Saturday, May 14, 2011

Walkabout (1971)


          Iconoclastic British filmmaker Nicolas Roeg defined his cinematic identity with Walkabout, the first feature he directed alone. Previously, he earned notoriety as the cinematographer of stylish films including Petulia (1968), and he tested the directorial waters by co-helming the bizarre crime flick Performance (1970) with Donald Cammell. Yet Roeg’s distinct style of brainiac surrealism didn’t fully emerge until Walkabout, which presents an ostensibly simple story in such a complex fashion that it acquires myriad layers of meaning.
          The story involves two young children, a preadolescent boy and his teenaged sister, becoming stranded in the Australian outback. As they try to make their way toward civilization, they encounter a young Aborigine man on “walkabout,” the coming-of-age ritual in which he must wander the wilderness, and the trio forms a surrogate family until their inevitable separation. Within this straightforward framework, Roeg addresses burgeoning sexuality, cultural misunderstanding, the savagery of the natural world, and other provocative themes.
          Shooting with a documentarian’s eye for miniscule details like insects skittering across granules of sand, Roeg studies his characters and their environment meticulously; it’s as if he’s observing unexpected chemical reactions instead of interpersonal dynamics. The unusual nature of the film is evident right from the first important scene, when the children’s father drives his kids into the wilderness, opens fire on them with a gun, douses his body and car in gasoline, starts a fire, and shoots himself. In Roeg’s bleak cinematic universe, capricious fate is an everyday danger, so whenever his characters start to feel comfortable in their lives, a shock is never far behind.
          Working from a persausive script by Edward Bond, which was based on a novel by James Vance Marshall, Roeg shows equal interest in everything from the intuitive wanderings of the young boy’s nonstop chattering to the quiet naturalism of the Aborigine’s hunting-and-gathering lifestyle. The picture even cuts away periodically to snippets of native and foreign culture in Australia, glimpsing places tangentially related to the main characters.
          This is all very heady stuff for an outdoor-survival story, and yet the picture also makes room for the artsy leering that permeates so much of Roeg’s filmography. Roeg, who also photographed the movie, regularly lingers on leading lady Jenny Agutter’s body, particularly during a long nude swim, and this visual preoccupation is noteworthy given how intensely sexual Roeg’s subsequent pictures became.
          Although quite restrained by comparison to those subsequent pictures, Walkabout is nonetheless a strange film by comparison to, say, the average Hollywood release—the impressionistic editing moves the film along with offbeat rhythms, and the script refuses to employ simple paradigms like lampooning white culture’s foibles or venerating native culture’s virtues.

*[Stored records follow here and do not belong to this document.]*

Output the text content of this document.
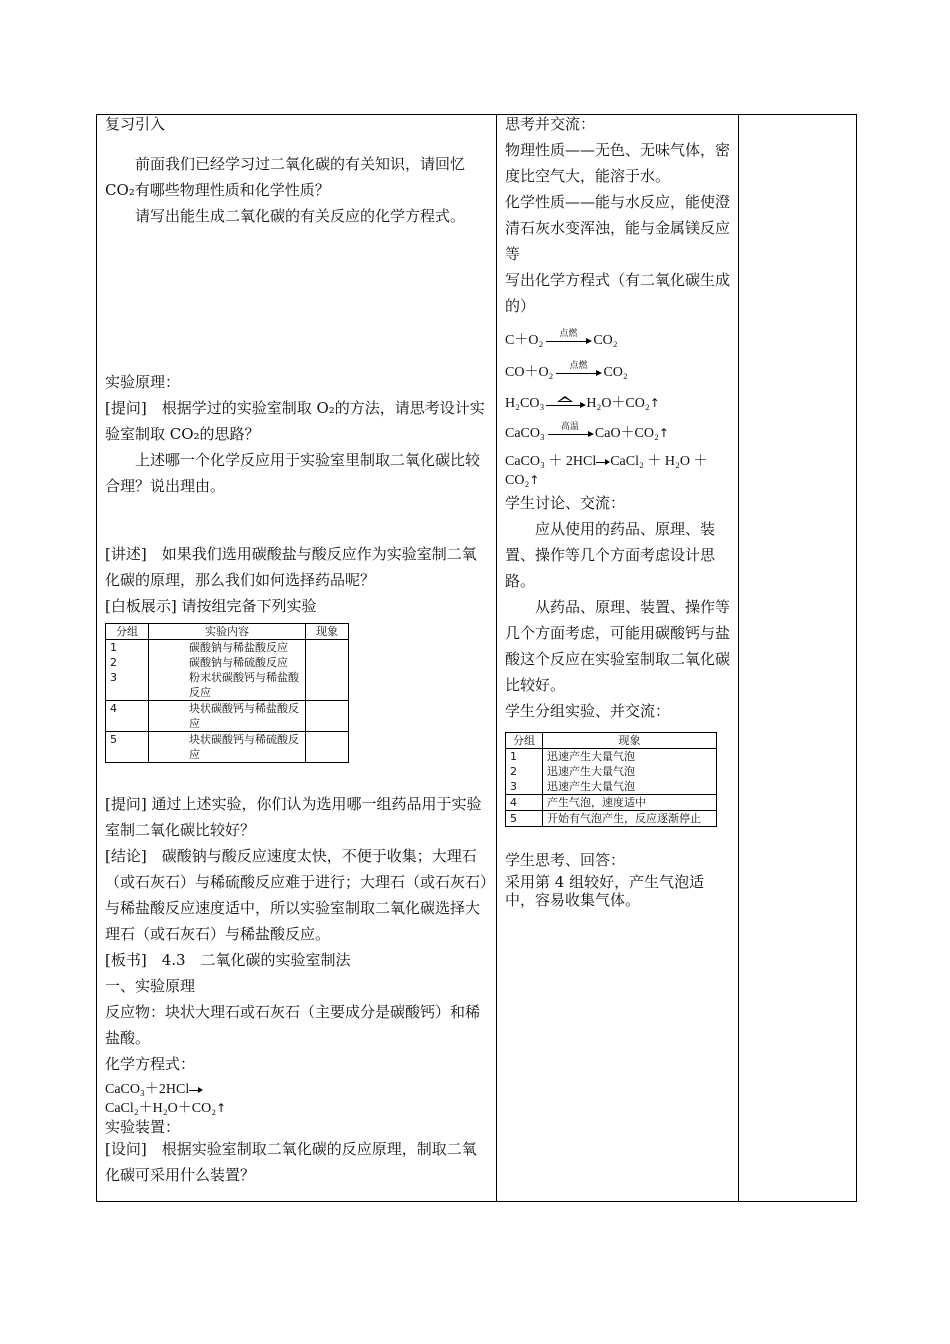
复习引入

前面我们已经学习过二氧化碳的有关知识，请回忆 CO₂有哪些物理性质和化学性质？

请写出能生成二氧化碳的有关反应的化学方程式。

实验原理：

[提问]　根据学过的实验室制取 O₂的方法，请思考设计实验室制取 CO₂的思路？

上述哪一个化学反应用于实验室里制取二氧化碳比较合理？说出理由。

[讲述]　如果我们选用碳酸盐与酸反应作为实验室制二氧化碳的原理，那么我们如何选择药品呢？

[白板展示] 请按组完备下列实验

分组	实验内容	现象
1	碳酸钠与稀盐酸反应	
2	碳酸钠与稀硫酸反应	
3	粉末状碳酸钙与稀盐酸反应	
4	块状碳酸钙与稀盐酸反应	
5	块状碳酸钙与稀硫酸反应	

[提问] 通过上述实验，你们认为选用哪一组药品用于实验室制二氧化碳比较好？

[结论]　碳酸钠与酸反应速度太快，不便于收集；大理石（或石灰石）与稀硫酸反应难于进行；大理石（或石灰石）与稀盐酸反应速度适中，所以实验室制取二氧化碳选择大理石（或石灰石）与稀盐酸反应。

[板书]　4.3　二氧化碳的实验室制法

一、实验原理

反应物：块状大理石或石灰石（主要成分是碳酸钙）和稀盐酸。

化学方程式：

CaCO₃＋2HCl

CaCl₂＋H₂O＋CO₂↑

实验装置：

[设问]　根据实验室制取二氧化碳的反应原理，制取二氧化碳可采用什么装置？

思考并交流：

物理性质——无色、无味气体，密度比空气大，能溶于水。

化学性质——能与水反应，能使澄清石灰水变浑浊，能与金属镁反应等

写出化学方程式（有二氧化碳生成的）

C＋O₂
点燃
CO₂

CO＋O₂
点燃
CO₂

H₂CO₃	H₂O＋CO₂↑

CaCO₃
高温
CaO＋CO₂↑

CaCO₃ ＋ 2HCl CaCl₂ ＋ H₂O ＋
CO₂↑

学生讨论、交流：

应从使用的药品、原理、装置、操作等几个方面考虑设计思路。

从药品、原理、装置、操作等几个方面考虑，可能用碳酸钙与盐酸这个反应在实验室制取二氧化碳比较好。

学生分组实验、并交流：

分组	现象
1	迅速产生大量气泡
2	迅速产生大量气泡
3	迅速产生大量气泡
4	产生气泡，速度适中
5	开始有气泡产生，反应逐渐停止

学生思考、回答：

采用第 4 组较好，产生气泡适中，容易收集气体。
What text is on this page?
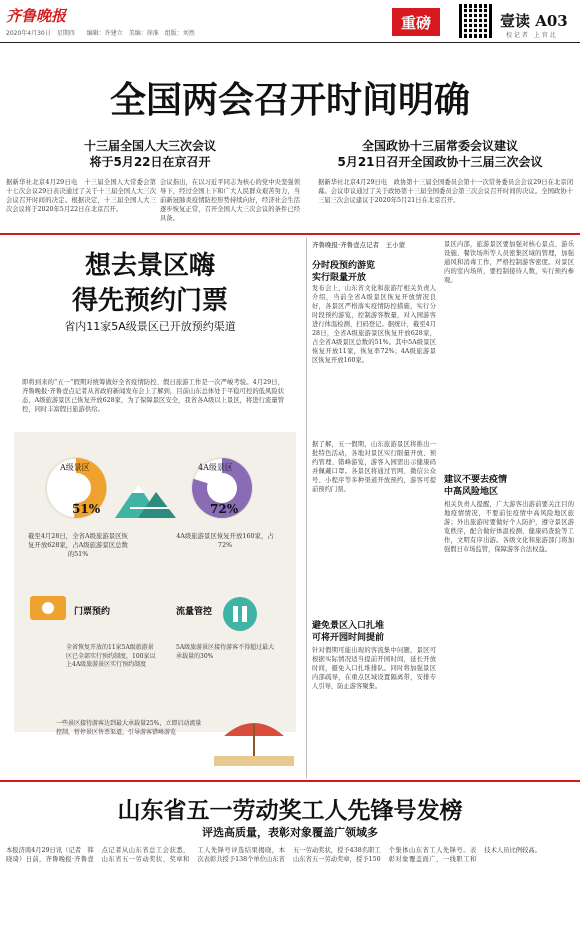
齐鲁晚报
2020年4月30日　星期四　　编辑：许建立　美编：徐准　组版：刘然
重磅	壹读 A03
校 记 者　上 官 北
全国两会召开时间明确
十三届全国人大三次会议
将于5月22日在京召开
全国政协十三届常委会议建议
5月21日召开全国政协十三届三次会议
据新华社北京4月29日电　十三届全国人大常委会第十七次会议29日表决通过了关于十三届全国人大三次会议召开时间的决定。根据决定，十三届全国人大三次会议将于2020年5月22日在北京召开。
会议指出，在以习近平同志为核心的党中央坚强领导下，经过全国上下和广大人民群众艰苦努力，当前新冠肺炎疫情防控形势持续向好，经济社会生活逐步恢复正常，召开全国人大三次会议的条件已经具备。
据新华社北京4月29日电　政协第十三届全国委员会第十一次常务委员会会议29日在北京闭幕。会议审议通过了关于政协第十三届全国委员会第三次会议召开时间的决议。全国政协十三届三次会议建议于2020年5月21日在北京召开。
想去景区嗨
得先预约门票
省内11家5A级景区已开放预约渠道
即将到来的“五一”假期对统筹做好全省疫情防控、假日旅游工作是一次严峻考验。4月29日，齐鲁晚报·齐鲁壹点记者从省政府新闻发布会上了解到，目前山东总体处于平稳可控的低风险状态，A级旅游景区已恢复开放628家，为了保障景区安全，我省各A级以上景区，将进行流量管控，同时丰富假日旅游供给。
A级景区
51%
4A级景区
72%
截至4月28日，全省A级旅游景区恢复开放628家，占A级旅游景区总数的51%
4A级旅游景区恢复开放160家，占72%
门票预约
全省恢复开放的11家5A级旅游景区已全部实行预约制度，100家以上4A级旅游景区实行预约制度
流量管控
5A级旅游景区接待游客不得超过最大承载量的30%
一些景区接待游客达到最大承载量25%，立即启动流量控制，暂停景区售票渠道，引导游客错峰游览
齐鲁晚报·齐鲁壹点记者　王小蒙
分时段预约游览
实行限量开放
发布会上，山东省文化和旅游厅相关负责人介绍，当前全省A级景区恢复开放情况良好，各景区严格落实疫情防控措施，实行分时段预约游览，控制游客数量，对入园游客进行体温检测、扫码登记。据统计，截至4月28日，全省A级旅游景区恢复开放628家，占全省A级景区总数的51%。其中5A级景区恢复开放11家，恢复率72%；4A级旅游景区恢复开放160家。
据了解，五一假期，山东旅游景区将推出一批特色活动，各地对景区实行限量开放、预约管理、错峰游览，游客入园需出示健康码并佩戴口罩。各景区将通过官网、微信公众号、小程序等多种渠道开放预约，游客可提前预约门票。
避免景区入口扎堆
可将开园时间提前
针对假期可能出现的客流集中问题，景区可根据实际情况适当提前开园时间，延长开放时间，避免入口扎堆排队。同时将加强景区内部疏导，在重点区域设置隔离带，安排专人引导，防止游客聚集。
景区内部，旅游景区要加强对核心景点、游乐设施、餐饮场所等人员密集区域的管理，加强通风和消毒工作，严格控制游客密度。对景区内的室内场所，要控制接待人数，实行预约参观。
建议不要去疫情
中高风险地区
相关负责人提醒，广大游客出游前要关注目的地疫情情况，不要前往疫情中高风险地区旅游；外出旅游时要做好个人防护，遵守景区游览秩序，配合做好体温检测、健康码查验等工作，文明有序出游。各级文化和旅游部门将加强假日市场监管，保障游客合法权益。
山东省五一劳动奖工人先锋号发榜
评选高质量，表彰对象覆盖广领域多
本报济南4月29日讯（记者　韩晓琦）日前，齐鲁晚报·齐鲁壹点记者从山东省总工会获悉，山东省五一劳动奖状、奖章和工人先锋号评选结果揭晓，本次表彰共授予138个单位山东省五一劳动奖状，授予438名职工山东省五一劳动奖章，授予150个集体山东省工人先锋号。表彰对象覆盖面广，一线职工和技术人员比例较高。
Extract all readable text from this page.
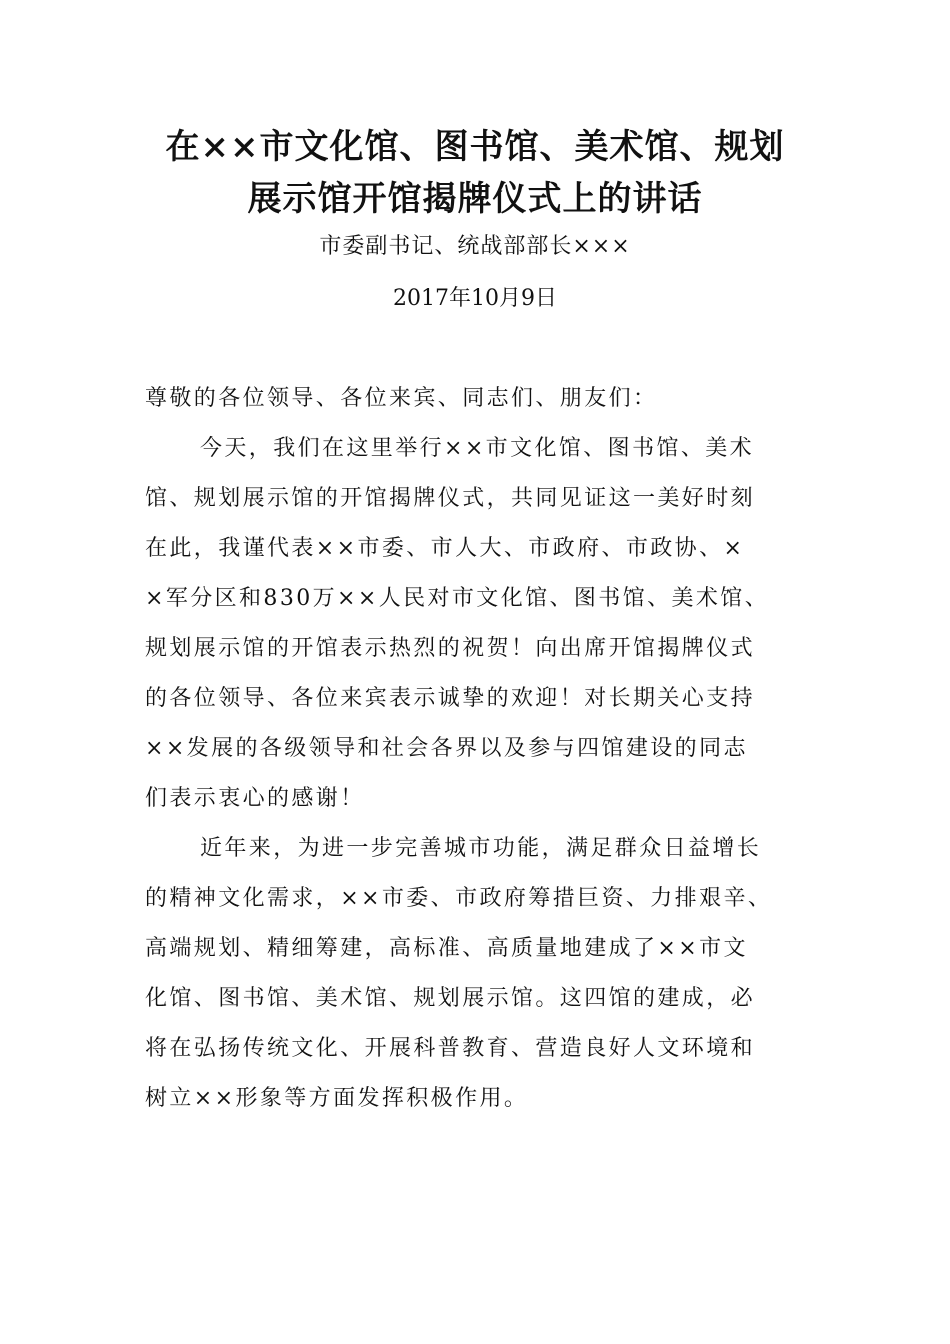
在××市文化馆、图书馆、美术馆、规划
展示馆开馆揭牌仪式上的讲话

市委副书记、统战部部长×××

2017年10月9日

尊敬的各位领导、各位来宾、同志们、朋友们：

今天，我们在这里举行××市文化馆、图书馆、美术

馆、规划展示馆的开馆揭牌仪式，共同见证这一美好时刻

在此，我谨代表××市委、市人大、市政府、市政协、×

×军分区和830万××人民对市文化馆、图书馆、美术馆、

规划展示馆的开馆表示热烈的祝贺！向出席开馆揭牌仪式

的各位领导、各位来宾表示诚挚的欢迎！对长期关心支持

××发展的各级领导和社会各界以及参与四馆建设的同志

们表示衷心的感谢！

近年来，为进一步完善城市功能，满足群众日益增长

的精神文化需求，××市委、市政府筹措巨资、力排艰辛、

高端规划、精细筹建，高标准、高质量地建成了××市文

化馆、图书馆、美术馆、规划展示馆。这四馆的建成，必

将在弘扬传统文化、开展科普教育、营造良好人文环境和

树立××形象等方面发挥积极作用。
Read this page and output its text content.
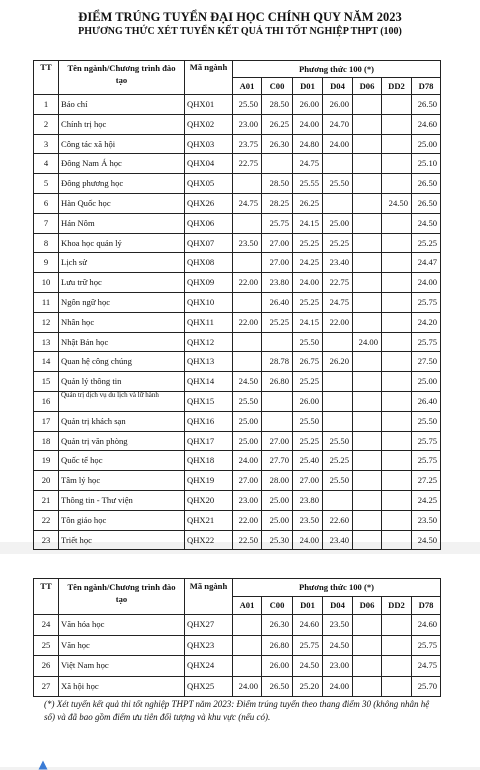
ĐIỂM TRÚNG TUYỂN ĐẠI HỌC CHÍNH QUY NĂM 2023
PHƯƠNG THỨC XÉT TUYỂN KẾT QUẢ THI TỐT NGHIỆP THPT (100)
TT	Tên ngành/Chương trình đào tạo	Mã ngành	Phương thức 100 (*)						
			A01	C00	D01	D04	D06	DD2	D78
1	Báo chí	QHX01	25.50	28.50	26.00	26.00			26.50
2	Chính trị học	QHX02	23.00	26.25	24.00	24.70			24.60
3	Công tác xã hội	QHX03	23.75	26.30	24.80	24.00			25.00
4	Đông Nam Á học	QHX04	22.75		24.75				25.10
5	Đông phương học	QHX05		28.50	25.55	25.50			26.50
6	Hàn Quốc học	QHX26	24.75	28.25	26.25			24.50	26.50
7	Hán Nôm	QHX06		25.75	24.15	25.00			24.50
8	Khoa học quản lý	QHX07	23.50	27.00	25.25	25.25			25.25
9	Lịch sử	QHX08		27.00	24.25	23.40			24.47
10	Lưu trữ học	QHX09	22.00	23.80	24.00	22.75			24.00
11	Ngôn ngữ học	QHX10		26.40	25.25	24.75			25.75
12	Nhân học	QHX11	22.00	25.25	24.15	22.00			24.20
13	Nhật Bản học	QHX12			25.50		24.00		25.75
14	Quan hệ công chúng	QHX13		28.78	26.75	26.20			27.50
15	Quản lý thông tin	QHX14	24.50	26.80	25.25				25.00
16	Quản trị dịch vụ du lịch và lữ hành	QHX15	25.50		26.00				26.40
17	Quản trị khách sạn	QHX16	25.00		25.50				25.50
18	Quản trị văn phòng	QHX17	25.00	27.00	25.25	25.50			25.75
19	Quốc tế học	QHX18	24.00	27.70	25.40	25.25			25.75
20	Tâm lý học	QHX19	27.00	28.00	27.00	25.50			27.25
21	Thông tin - Thư viện	QHX20	23.00	25.00	23.80				24.25
22	Tôn giáo học	QHX21	22.00	25.00	23.50	22.60			23.50
23	Triết học	QHX22	22.50	25.30	24.00	23.40			24.50
TT	Tên ngành/Chương trình đào tạo	Mã ngành	Phương thức 100 (*)						
			A01	C00	D01	D04	D06	DD2	D78
24	Văn hóa học	QHX27		26.30	24.60	23.50			24.60
25	Văn học	QHX23		26.80	25.75	24.50			25.75
26	Việt Nam học	QHX24		26.00	24.50	23.00			24.75
27	Xã hội học	QHX25	24.00	26.50	25.20	24.00			25.70
(*) Xét tuyển kết quả thi tốt nghiệp THPT năm 2023: Điểm trúng tuyển theo thang điểm 30 (không nhân hệ số) và đã bao gồm điểm ưu tiên đối tượng và khu vực (nếu có).
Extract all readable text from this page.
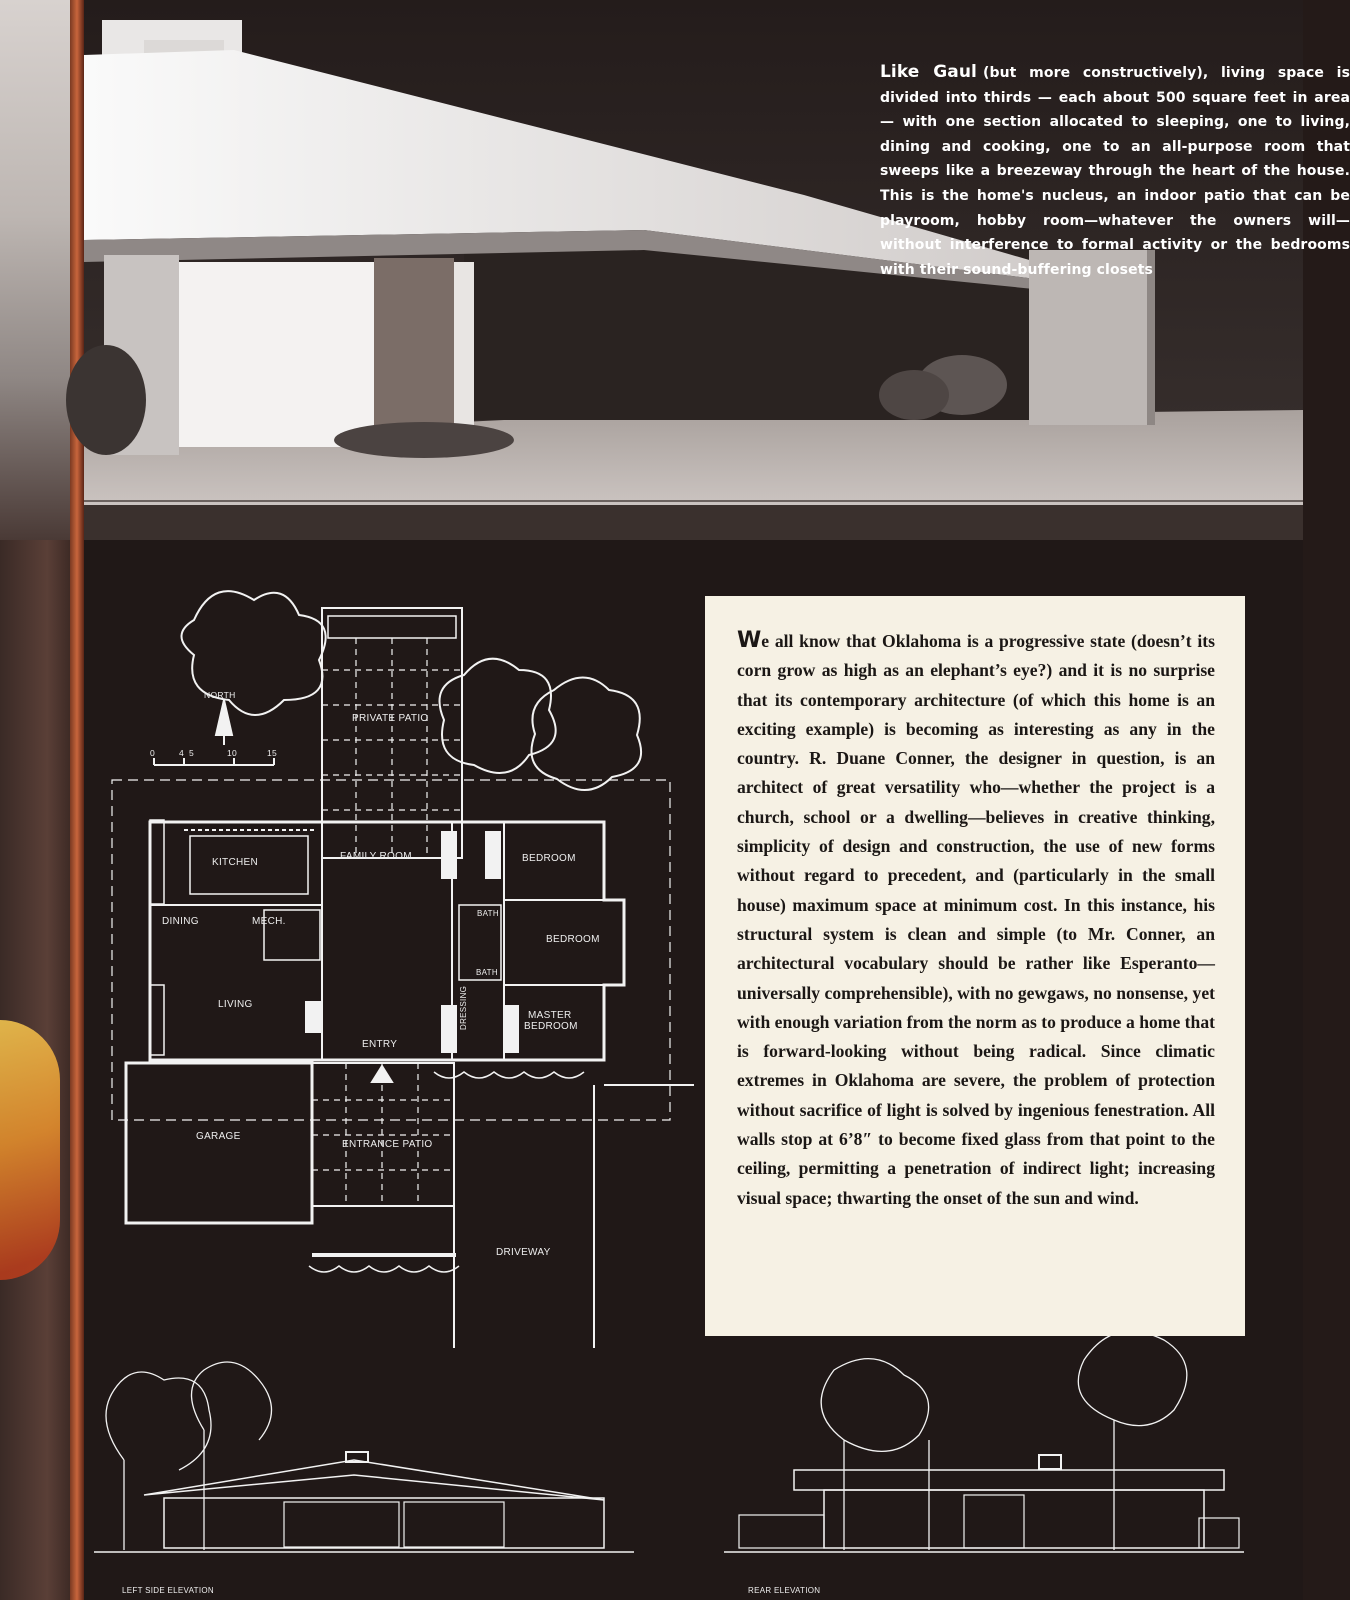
Like Gaul (but more constructively), living space is divided into thirds — each about 500 square feet in area — with one section allocated to sleeping, one to living, dining and cooking, one to an all-purpose room that sweeps like a breezeway through the heart of the house. This is the home's nucleus, an indoor patio that can be playroom, hobby room—whatever the owners will—without interference to formal activity or the bedrooms with their sound-buffering closets
NORTH
0	4 5	10	15
PRIVATE PATIO
KITCHEN
FAMILY ROOM	BEDROOM
DINING	MECH.
BATH
BEDROOM
BATH
LIVING	DRESSING	MASTER
BEDROOM
ENTRY
GARAGE
ENTRANCE PATIO
DRIVEWAY
LEFT SIDE ELEVATION	REAR ELEVATION

We all know that Oklahoma is a progressive state (doesn’t its corn grow as high as an elephant’s eye?) and it is no surprise that its contemporary architecture (of which this home is an exciting example) is becoming as interesting as any in the country. R. Duane Conner, the designer in question, is an architect of great versatility who—whether the project is a church, school or a dwelling—believes in creative thinking, simplicity of design and construction, the use of new forms without regard to precedent, and (particularly in the small house) maximum space at minimum cost. In this instance, his structural system is clean and simple (to Mr. Conner, an architectural vocabulary should be rather like Esperanto—universally comprehensible), with no gewgaws, no nonsense, yet with enough variation from the norm as to produce a home that is forward-looking without being radical. Since climatic extremes in Oklahoma are severe, the problem of protection without sacrifice of light is solved by ingenious fenestration. All walls stop at 6’8″ to become fixed glass from that point to the ceiling, permitting a penetration of indirect light; increasing visual space; thwarting the onset of the sun and wind.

As challenging as it is weirdly beautiful, Walkabout disallows easy interpretations.

Walkabout: GROOVY

1 comment:

Frank said...

Thank you for bringing this film to my attention. I hadn't heard if it. I watched and agree with your assessment of it as is a solid work. Elegiac, allegorical, dreamlike are a few words that I would use to describe this poetic and intensely visual experience. I was left wondering if the events actually happened as we the audience saw or were they the idealized distant memories of the girl now a woman. And the little boy seemed more an imaginary translator or bridge between two very different cultures. I don't think I will forget this one.